Depois, atirou fóra a saia e, só de camisa, lançou-se contra o seu amado, n'um frenezi de desejo doido.

Jeronymo, ao sentil-a inteira nos seus braços; ao sentir na sua pelle a carne quente d'aquella brasileira; ao sentir innundar-lhe o rosto e as espaduas, n'um effluvio de baunilha e cumarú, a onda negra e fria da cabelleira da mulata: ao sentir esmagarem-se no seu largo e pelludo collo de cavouqueiro os dois globos tumidos e macios, e nas suas coxas as coxas d'ella; sua alma derreteu-se, fervendo e borbolhando como um metal ao fogo, e sahio-lhe pela bocca, pelos olhos, por todos os póros do corpo, escandescente, em braza, queimando-lhe as proprias carnes e arrancando-lhe gemidos surdos, soluços irrepremiveis, que lhe sacudiam os membros, fibra por fibra, n'uma agonia extrema, sobrenatural, uma agonia de anjos violentados por diabos, entre a vermelhidão cruenta das labaredas do inferno.
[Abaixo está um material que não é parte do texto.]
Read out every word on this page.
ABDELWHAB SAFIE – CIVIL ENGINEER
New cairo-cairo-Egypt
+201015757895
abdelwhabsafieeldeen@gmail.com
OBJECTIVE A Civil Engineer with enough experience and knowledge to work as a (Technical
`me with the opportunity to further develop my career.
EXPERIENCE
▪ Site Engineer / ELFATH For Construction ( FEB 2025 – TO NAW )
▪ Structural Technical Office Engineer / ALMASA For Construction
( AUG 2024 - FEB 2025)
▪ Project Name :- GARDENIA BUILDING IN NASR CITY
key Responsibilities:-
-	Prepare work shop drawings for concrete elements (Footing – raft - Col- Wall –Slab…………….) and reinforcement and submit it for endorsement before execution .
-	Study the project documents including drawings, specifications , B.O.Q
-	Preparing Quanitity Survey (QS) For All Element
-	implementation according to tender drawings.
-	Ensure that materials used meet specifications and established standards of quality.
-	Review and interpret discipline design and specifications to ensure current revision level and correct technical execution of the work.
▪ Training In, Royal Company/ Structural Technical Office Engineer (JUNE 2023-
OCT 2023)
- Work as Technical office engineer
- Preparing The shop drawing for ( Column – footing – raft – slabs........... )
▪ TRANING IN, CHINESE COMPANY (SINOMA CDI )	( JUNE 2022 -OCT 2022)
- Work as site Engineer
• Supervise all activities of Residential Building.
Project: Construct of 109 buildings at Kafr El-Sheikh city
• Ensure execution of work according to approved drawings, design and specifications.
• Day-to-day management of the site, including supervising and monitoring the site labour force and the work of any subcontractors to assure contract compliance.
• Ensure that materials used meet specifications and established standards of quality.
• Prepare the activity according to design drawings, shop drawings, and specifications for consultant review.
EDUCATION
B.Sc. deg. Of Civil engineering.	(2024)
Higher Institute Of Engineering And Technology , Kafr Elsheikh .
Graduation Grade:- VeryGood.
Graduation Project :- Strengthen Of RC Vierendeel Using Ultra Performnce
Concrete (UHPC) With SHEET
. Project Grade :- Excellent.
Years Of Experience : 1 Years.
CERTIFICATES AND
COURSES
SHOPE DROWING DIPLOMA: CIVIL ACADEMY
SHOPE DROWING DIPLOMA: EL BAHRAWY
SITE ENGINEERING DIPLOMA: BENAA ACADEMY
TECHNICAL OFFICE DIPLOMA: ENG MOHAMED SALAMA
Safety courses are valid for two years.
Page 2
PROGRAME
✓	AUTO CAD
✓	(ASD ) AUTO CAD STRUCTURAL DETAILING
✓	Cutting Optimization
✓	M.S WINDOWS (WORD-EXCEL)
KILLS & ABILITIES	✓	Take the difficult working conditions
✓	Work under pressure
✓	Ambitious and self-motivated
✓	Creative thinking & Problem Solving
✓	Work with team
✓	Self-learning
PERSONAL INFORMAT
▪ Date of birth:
E com um arranco de besta féra cahiram ambos prostados, arquejando. Ella tinha a bocca aberta, a lingoa fóra, os braços duros, os dedos inteiriçados, e o corpo todo a tremer-lhe da cabeça aos pés, continuamente, como se estivesse morrendo; ao passo que elle, de subito arremeçado longe da vida por aquella explosão inesperada dos seus sentidos, deixava-se mergulhar n'uma embriaguez deliciosa, atravez da qual o mundo inteiro e todo o seu passado fugiam como sombras fatuas. E, sem consciencia de nada que o cercava, nem memoria de si proprio, sem olhos, sem tino, sem ouvidos, apenas conservava em todo o seu ser uma impressão bem clara, viva, inextinguivel: o attrito d'aquella carne quente e palpitante, que elle em delirio apertou contra o corpo, e que elle ainda sentia latejar-lhe debaixo das mãos, e que elle continuava a comprimir machinalmente, como a criança que, já dormindo, affaga ainda as tetas em que matou ao mesmo tempo a fome e a sede com que veio ao mundo.